Dopodiché, si è passati alla fase “regina” del capitolo: discernere (tramite preghiera personale e discussione in gruppi) quali confratelli abbiano le caratteristiche spirituali e umane idonee per guidare l’Istituto e aiutare i circa 1500 confratelli sparsi nel mondo ad implementare nei vari luoghi dove vivono e operano le decisioni prese dal Capitolo per il bene della missione (cioè del popolo di Dio che ci troviamo a servire in 37 paesi su quattro continenti). Dalle votazioni segrete tenute nella Sala Capitolare è risultato che, per la prima volta in più di cinquant’anni, il Superiore Generale è stato rieletto, ed è stato rieletto anche uno dei Consiglieri uscenti (l’unico Fratello del gruppo). Uno dei tre nuovi Consiglieri eletti è il confratello che svolgeva il ruolo di superiore del gruppo di comboniani che opera qui in Asia (p. David, portoghese) tra l’altro anche membro della mia comunità qui a Manila.
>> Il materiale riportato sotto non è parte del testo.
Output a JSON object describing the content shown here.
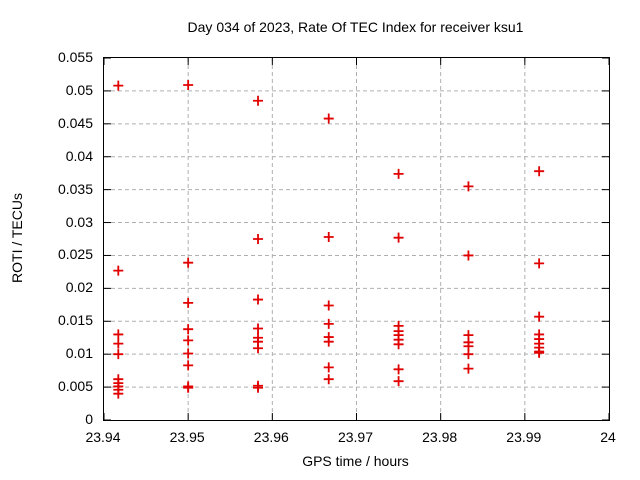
{
  "page": {
    "background": "#ffffff"
  },
  "chart_data": {
    "type": "scatter",
    "title": "Day 034 of 2023, Rate Of TEC Index for receiver ksu1",
    "xlabel": "GPS time / hours",
    "ylabel": "ROTI / TECUs",
    "xlim": [
      23.94,
      24
    ],
    "ylim": [
      0,
      0.055
    ],
    "x_ticks": [
      23.94,
      23.95,
      23.96,
      23.97,
      23.98,
      23.99,
      24
    ],
    "x_tick_labels": [
      "23.94",
      "23.95",
      "23.96",
      "23.97",
      "23.98",
      "23.99",
      "24"
    ],
    "y_ticks": [
      0,
      0.005,
      0.01,
      0.015,
      0.02,
      0.025,
      0.03,
      0.035,
      0.04,
      0.045,
      0.05,
      0.055
    ],
    "y_tick_labels": [
      "0",
      "0.005",
      "0.01",
      "0.015",
      "0.02",
      "0.025",
      "0.03",
      "0.035",
      "0.04",
      "0.045",
      "0.05",
      "0.055"
    ],
    "grid": true,
    "legend_position": "none",
    "marker_style": "plus",
    "colors": {
      "marker": "#e00000",
      "grid": "#b0b0b0",
      "axis": "#000000",
      "text": "#000000",
      "background": "#ffffff"
    },
    "series": [
      {
        "name": "ROTI",
        "points": [
          [
            23.9417,
            0.0508
          ],
          [
            23.9417,
            0.0227
          ],
          [
            23.9417,
            0.013
          ],
          [
            23.9417,
            0.0116
          ],
          [
            23.9417,
            0.01
          ],
          [
            23.9417,
            0.0062
          ],
          [
            23.9417,
            0.0056
          ],
          [
            23.9417,
            0.0051
          ],
          [
            23.9417,
            0.0046
          ],
          [
            23.9417,
            0.004
          ],
          [
            23.95,
            0.0509
          ],
          [
            23.95,
            0.0239
          ],
          [
            23.95,
            0.0178
          ],
          [
            23.95,
            0.0138
          ],
          [
            23.95,
            0.0121
          ],
          [
            23.95,
            0.0101
          ],
          [
            23.95,
            0.0083
          ],
          [
            23.95,
            0.0051
          ],
          [
            23.95,
            0.0049
          ],
          [
            23.9583,
            0.0485
          ],
          [
            23.9583,
            0.0275
          ],
          [
            23.9583,
            0.0183
          ],
          [
            23.9583,
            0.0139
          ],
          [
            23.9583,
            0.0125
          ],
          [
            23.9583,
            0.0119
          ],
          [
            23.9583,
            0.0109
          ],
          [
            23.9583,
            0.0052
          ],
          [
            23.9583,
            0.0049
          ],
          [
            23.9667,
            0.0458
          ],
          [
            23.9667,
            0.0278
          ],
          [
            23.9667,
            0.0174
          ],
          [
            23.9667,
            0.0146
          ],
          [
            23.9667,
            0.0126
          ],
          [
            23.9667,
            0.0119
          ],
          [
            23.9667,
            0.008
          ],
          [
            23.9667,
            0.0062
          ],
          [
            23.975,
            0.0374
          ],
          [
            23.975,
            0.0277
          ],
          [
            23.975,
            0.0143
          ],
          [
            23.975,
            0.0135
          ],
          [
            23.975,
            0.0129
          ],
          [
            23.975,
            0.0122
          ],
          [
            23.975,
            0.0115
          ],
          [
            23.975,
            0.0077
          ],
          [
            23.975,
            0.0059
          ],
          [
            23.9833,
            0.0355
          ],
          [
            23.9833,
            0.025
          ],
          [
            23.9833,
            0.0129
          ],
          [
            23.9833,
            0.0118
          ],
          [
            23.9833,
            0.0112
          ],
          [
            23.9833,
            0.01
          ],
          [
            23.9833,
            0.0078
          ],
          [
            23.9917,
            0.0378
          ],
          [
            23.9917,
            0.0238
          ],
          [
            23.9917,
            0.0157
          ],
          [
            23.9917,
            0.013
          ],
          [
            23.9917,
            0.0123
          ],
          [
            23.9917,
            0.0116
          ],
          [
            23.9917,
            0.011
          ],
          [
            23.9917,
            0.0104
          ],
          [
            23.9917,
            0.0102
          ]
        ]
      }
    ]
  }
}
A Roma, mentre si svolgevano le votazioni e il nome di David era tra quelli che apparivano più di frequente (fino a raggiungere e superare la percentuale richiesta per essere eletto), in cuor mio mi compiacevo che le sue doti di leader e animatore fossero state riconosciute ed apprezzate (sono convinto che svolgerà con coscienza e impegno il compito importante che gli è stato affidato!). Ora che David si è definitivamente trasferito a Roma (dopo essere tornato qui a Manila nel mese di luglio per sistemare le cose più urgenti e preparare il passaggio di consegne al nuovo superiore dell’Asia) comincio a pensare che, forse, sarebbe stato meglio se non lo avessimo votato membro del Consiglio Generale: la sua personalità entusiasta e il suo forte spirito missionario ci mancheranno e non sarà semplice svolgere con lo stesso suo zelo i vari servizi che lui portava avanti come membro della comunità (per es. l’attenzione ai poveri e il coordinamento delle attività pastorali nella nostra cappella).

D’altra parte, se crediamo che lo Spirito Santo lo ha chiamato a svolgere il suo servizio missionario in un altro luogo, dobbiamo anche essere certi che darà a noi che siamo rimasti le capacità necessarie per portare avanti il lavoro che lui faceva così bene.

Come dicevo in apertura, ogni inizio richiede dinamicità impegno: la partenza di questo confratello è per noi una preziosa occasione per rinnovare la nostra buona volontà e spirito missionario e fronteggiare con fede e spirito d’iniziativa le sfide che siamo chiamati ad affrontare. E per voi, il nuovo anno sociale/pastorale che comincia che occasioni offre?